Mientras se lo llevaban a la celda, pudo escuchar la irritante risotada del anciano que se iba.
–Ho, ho, ho…

domingo, 7 de mayo de 2017

Protección materna

                                                      Dibujo de Universo Pamp.

Aquella mujer menuda se abalanzó contra la muerte, cuando la vio acechando en la habitación de su hijo.
–¡Ah, no, eso sí que no! ¡Tú no te vas a llevar a mi niño!
–¡Señora! –le gritó, mientras ella le pegaba con el bolso– ¡Que el chico ya tiene treinta años! ¡Déjele librar sus propias batallas!
–¿Me vas a decir, tú, lo que tengo o no tengo que hacer? ¿Eh? ¡Miserable!
Y los golpes no paraban de caer sobre la parca.
–¡Pero, bueno! ¿Quiere dejar de sacudirme con el bolso? ¿No ve que estoy haciendo mi trabajo?
–¡Ni trabajo ni na, tú a mi hijo no te lo vas a llevar!
Los gritos se oían por todo el hospital. El médico corrió a separarles.
–¡Señora, por Dios! ¿Es que no ve que el chico tiene leucemia, y va a ser difícil de curar?
Ahora los bolsazos volaban a dos bandas.
–¿Pero qué dice usted? ¡Sinvergüenza!
La enfermera se vino arriba y enchufó al paciente con el desfibrilador, como había visto, cientos de veces, en las series de televisión.
–¡Rápido, inyéctele quinientos miligramos de Espirefrina!
–¿Acaso sabes lo qué es eso? –objetó la auxiliar.
–¿Acaso lo sabes tú? ¡Pínchale!
–¡Señorita! ¿Qué hace? ¡Que se va a cargar al paciente!
El oncólogo intentaba escibar, con dificultad, los mamporros de la madre.
–Quite, doctor, quite.

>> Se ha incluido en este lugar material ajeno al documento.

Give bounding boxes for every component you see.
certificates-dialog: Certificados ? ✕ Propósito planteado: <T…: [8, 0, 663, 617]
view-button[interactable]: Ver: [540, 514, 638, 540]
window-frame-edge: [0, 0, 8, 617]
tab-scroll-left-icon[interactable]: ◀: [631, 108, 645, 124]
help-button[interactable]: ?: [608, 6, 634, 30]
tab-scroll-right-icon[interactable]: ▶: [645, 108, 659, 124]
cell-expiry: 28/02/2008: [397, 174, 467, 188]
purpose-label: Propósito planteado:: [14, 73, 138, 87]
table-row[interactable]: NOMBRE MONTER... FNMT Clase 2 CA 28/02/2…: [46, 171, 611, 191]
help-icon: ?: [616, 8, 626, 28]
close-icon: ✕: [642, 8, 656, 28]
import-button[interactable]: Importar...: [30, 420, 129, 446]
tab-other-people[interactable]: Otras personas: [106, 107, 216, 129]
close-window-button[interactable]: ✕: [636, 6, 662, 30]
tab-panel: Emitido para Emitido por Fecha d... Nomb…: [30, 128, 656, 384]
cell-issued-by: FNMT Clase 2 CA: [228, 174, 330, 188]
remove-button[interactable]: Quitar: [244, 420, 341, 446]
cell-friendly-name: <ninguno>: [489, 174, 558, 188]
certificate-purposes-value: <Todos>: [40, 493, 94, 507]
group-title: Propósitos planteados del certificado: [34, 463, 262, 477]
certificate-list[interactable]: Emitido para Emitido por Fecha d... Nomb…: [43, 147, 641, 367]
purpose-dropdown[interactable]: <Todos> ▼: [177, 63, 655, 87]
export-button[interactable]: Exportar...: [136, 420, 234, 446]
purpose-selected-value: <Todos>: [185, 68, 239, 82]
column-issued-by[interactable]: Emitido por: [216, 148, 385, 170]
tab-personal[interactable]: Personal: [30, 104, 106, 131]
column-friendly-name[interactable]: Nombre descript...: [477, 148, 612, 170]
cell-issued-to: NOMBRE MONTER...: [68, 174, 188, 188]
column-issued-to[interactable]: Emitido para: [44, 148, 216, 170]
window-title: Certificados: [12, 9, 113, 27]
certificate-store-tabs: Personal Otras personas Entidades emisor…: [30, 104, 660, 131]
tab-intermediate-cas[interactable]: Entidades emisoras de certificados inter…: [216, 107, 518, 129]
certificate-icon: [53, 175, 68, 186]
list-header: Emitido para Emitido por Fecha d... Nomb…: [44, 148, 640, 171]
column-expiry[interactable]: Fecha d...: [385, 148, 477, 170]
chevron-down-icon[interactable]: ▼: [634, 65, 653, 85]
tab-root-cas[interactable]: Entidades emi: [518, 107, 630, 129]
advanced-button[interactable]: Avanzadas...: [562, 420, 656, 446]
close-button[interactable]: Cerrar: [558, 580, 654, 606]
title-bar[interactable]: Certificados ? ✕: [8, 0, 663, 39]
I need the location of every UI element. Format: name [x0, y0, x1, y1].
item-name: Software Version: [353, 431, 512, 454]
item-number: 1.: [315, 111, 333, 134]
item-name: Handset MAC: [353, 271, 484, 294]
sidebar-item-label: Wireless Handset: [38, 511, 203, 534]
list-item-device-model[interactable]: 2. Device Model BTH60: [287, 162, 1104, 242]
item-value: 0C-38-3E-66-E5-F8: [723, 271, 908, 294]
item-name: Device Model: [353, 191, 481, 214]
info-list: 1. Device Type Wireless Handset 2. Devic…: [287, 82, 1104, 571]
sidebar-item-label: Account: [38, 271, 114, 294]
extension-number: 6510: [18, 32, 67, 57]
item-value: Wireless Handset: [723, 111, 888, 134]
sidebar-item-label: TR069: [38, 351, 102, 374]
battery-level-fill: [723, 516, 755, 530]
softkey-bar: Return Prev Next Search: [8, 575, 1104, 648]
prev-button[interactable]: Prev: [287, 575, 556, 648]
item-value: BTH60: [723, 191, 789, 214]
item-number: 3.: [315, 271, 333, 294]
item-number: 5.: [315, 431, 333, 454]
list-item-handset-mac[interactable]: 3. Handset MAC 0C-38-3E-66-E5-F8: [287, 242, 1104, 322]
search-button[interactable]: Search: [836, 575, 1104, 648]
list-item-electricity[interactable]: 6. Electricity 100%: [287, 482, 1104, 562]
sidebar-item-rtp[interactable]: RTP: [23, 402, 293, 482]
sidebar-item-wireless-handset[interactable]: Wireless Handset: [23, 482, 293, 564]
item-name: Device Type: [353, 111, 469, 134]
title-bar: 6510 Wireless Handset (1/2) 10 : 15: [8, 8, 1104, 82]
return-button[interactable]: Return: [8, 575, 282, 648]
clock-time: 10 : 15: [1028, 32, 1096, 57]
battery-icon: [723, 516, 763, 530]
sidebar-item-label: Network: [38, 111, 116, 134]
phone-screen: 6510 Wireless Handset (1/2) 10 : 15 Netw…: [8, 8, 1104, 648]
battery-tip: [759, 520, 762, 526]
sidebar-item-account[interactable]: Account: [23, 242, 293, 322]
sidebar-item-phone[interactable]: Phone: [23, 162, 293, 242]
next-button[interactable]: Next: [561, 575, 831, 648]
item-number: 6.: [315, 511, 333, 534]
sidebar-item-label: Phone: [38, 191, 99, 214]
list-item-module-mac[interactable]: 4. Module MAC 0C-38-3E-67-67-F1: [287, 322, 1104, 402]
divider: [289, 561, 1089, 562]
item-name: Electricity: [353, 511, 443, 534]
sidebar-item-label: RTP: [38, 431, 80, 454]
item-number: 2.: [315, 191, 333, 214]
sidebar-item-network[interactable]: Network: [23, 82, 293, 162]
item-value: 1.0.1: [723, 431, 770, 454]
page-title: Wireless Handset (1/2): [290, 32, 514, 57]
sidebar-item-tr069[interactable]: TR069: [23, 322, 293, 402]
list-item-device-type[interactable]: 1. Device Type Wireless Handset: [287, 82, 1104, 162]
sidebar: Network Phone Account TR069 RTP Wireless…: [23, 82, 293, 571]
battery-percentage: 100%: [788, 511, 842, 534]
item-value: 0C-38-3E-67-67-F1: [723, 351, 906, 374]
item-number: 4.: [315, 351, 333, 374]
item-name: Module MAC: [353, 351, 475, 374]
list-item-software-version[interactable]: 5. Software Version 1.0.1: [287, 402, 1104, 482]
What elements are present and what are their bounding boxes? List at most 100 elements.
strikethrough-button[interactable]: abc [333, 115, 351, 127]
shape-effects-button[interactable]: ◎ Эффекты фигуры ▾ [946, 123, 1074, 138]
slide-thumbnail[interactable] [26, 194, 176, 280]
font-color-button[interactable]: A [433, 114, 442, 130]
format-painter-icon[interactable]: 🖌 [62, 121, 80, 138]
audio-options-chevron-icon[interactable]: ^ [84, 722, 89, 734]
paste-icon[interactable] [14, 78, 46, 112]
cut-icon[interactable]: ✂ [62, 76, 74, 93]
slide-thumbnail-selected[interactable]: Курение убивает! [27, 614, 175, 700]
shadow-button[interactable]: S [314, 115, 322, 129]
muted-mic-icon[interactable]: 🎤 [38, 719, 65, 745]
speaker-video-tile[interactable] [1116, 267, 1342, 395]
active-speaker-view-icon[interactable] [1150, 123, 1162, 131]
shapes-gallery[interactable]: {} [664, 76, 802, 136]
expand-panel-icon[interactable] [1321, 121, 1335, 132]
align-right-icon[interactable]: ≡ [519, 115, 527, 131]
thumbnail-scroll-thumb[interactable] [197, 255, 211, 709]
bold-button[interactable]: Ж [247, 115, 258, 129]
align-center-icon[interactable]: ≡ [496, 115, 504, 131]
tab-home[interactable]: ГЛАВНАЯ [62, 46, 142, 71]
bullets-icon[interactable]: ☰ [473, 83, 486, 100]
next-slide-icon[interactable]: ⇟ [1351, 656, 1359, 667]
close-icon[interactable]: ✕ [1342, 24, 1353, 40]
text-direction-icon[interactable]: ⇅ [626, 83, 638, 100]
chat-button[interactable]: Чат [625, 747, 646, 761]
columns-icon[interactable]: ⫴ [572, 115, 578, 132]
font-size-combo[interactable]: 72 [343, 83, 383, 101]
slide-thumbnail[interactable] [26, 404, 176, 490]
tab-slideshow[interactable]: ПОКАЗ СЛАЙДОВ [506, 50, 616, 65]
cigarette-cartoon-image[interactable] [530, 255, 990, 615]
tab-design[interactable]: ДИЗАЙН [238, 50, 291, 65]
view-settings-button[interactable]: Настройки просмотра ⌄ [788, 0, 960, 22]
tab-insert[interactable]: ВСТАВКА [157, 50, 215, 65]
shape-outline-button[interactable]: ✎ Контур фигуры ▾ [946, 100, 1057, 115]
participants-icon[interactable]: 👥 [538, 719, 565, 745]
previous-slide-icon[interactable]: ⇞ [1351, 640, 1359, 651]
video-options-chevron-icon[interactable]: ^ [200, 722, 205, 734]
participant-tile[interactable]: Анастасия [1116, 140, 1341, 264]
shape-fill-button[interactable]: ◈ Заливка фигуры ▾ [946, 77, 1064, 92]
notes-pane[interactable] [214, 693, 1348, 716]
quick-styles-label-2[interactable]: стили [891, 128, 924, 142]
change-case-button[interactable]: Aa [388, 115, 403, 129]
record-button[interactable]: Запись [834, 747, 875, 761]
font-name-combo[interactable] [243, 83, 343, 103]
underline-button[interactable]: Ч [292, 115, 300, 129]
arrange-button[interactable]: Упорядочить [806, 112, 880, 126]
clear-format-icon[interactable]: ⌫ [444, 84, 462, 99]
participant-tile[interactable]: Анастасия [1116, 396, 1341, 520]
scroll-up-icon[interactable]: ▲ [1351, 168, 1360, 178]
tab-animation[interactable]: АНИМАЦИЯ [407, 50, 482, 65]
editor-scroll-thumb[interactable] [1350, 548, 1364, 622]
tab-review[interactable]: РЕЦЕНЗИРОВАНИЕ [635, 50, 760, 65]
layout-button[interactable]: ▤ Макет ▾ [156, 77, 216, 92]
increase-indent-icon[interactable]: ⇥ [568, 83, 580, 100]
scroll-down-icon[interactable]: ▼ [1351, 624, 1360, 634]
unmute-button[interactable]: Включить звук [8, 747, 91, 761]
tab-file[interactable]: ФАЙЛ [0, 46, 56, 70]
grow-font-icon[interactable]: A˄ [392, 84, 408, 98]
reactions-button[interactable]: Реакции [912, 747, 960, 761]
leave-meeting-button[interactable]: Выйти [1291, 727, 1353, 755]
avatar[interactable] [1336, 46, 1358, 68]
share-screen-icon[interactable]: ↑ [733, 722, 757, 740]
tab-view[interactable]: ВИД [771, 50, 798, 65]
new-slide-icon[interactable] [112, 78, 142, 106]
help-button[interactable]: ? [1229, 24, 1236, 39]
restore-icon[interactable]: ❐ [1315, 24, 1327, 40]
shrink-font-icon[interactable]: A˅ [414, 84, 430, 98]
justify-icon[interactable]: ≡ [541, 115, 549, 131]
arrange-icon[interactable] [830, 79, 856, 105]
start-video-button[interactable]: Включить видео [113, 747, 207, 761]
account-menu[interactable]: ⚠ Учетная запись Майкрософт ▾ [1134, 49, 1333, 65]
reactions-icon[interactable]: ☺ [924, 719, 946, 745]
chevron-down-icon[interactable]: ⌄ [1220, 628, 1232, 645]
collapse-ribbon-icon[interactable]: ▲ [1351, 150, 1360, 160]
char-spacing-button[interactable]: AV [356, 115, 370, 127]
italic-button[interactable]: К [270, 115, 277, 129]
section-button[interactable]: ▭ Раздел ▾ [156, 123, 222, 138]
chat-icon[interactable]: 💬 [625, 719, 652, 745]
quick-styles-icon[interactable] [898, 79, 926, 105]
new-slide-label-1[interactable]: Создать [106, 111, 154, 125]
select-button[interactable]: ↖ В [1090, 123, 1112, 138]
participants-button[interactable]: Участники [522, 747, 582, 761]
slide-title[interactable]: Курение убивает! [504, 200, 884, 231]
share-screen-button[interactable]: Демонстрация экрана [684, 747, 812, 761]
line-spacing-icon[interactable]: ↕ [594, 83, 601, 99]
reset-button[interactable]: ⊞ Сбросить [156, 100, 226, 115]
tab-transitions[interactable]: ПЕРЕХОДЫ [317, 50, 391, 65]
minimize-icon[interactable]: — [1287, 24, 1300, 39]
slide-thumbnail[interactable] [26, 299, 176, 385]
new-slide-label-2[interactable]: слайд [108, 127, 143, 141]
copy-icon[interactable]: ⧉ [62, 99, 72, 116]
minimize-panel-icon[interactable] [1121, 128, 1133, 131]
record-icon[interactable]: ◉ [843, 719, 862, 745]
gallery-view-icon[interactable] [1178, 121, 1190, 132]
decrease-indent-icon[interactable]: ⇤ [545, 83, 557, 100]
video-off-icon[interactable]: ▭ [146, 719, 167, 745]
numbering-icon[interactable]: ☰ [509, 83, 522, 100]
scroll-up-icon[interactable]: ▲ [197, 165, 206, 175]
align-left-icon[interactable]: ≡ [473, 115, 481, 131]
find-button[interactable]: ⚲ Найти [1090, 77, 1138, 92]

Que tenemos que reanimar al muchacho. ¡Y quíteme de encima a la de la guadaña!
–¡Ven aquí, desgraciada! ¡No huyas!
La mujer dejó al médico, para seguir arreándole a la muerte.
–¡Toma, toma!
–¡Dale, dale!
Los enfermos del hospital gritaban, expectantes de la trifulca.
–¡Dale, dale!
Exclamaba don Bernardo. Hace dos días estaba suplicando la eutanasia, y ahora chillaba desaforado, como un chiquillo en el patio de la escuela.
–¡Dale, dale!
La muerte ya no pudo más.
–¡Vale, vale, ya está bien! ¡Me voy! ¿Quiere dejar de pegarme?
La mujer hizo un esfuerzo por parar.
–Sí, sí, me voy, pero ya acudiréis a mí cuando os encontréis enfermos y moribundos. ¡Panda de inconscientes!
–¡Márchate de aquí! –increpó don Bernardo.
La siniestra figura recogió su guadaña del suelo y salió, furiosa e indignada, de allí.
–¡Bieeeen! –coreaban todos.
Cuando el hombre despertó del coma, colorado de vergüenza, preguntó:
–Mamá, ¿le has pegado a la muerte, con el bolso?
Ella le cogió la mano.
–Hijo, una madre hace lo que sea, por un hijo.
–Pero es que ya tengo treinta años. Deberías dejarme librar mis propias batallas.
–Anda, cariño, no seas ingrato y dale un abrazo a tu madre.
–¡Viva, viva! –gritaban todos, felices.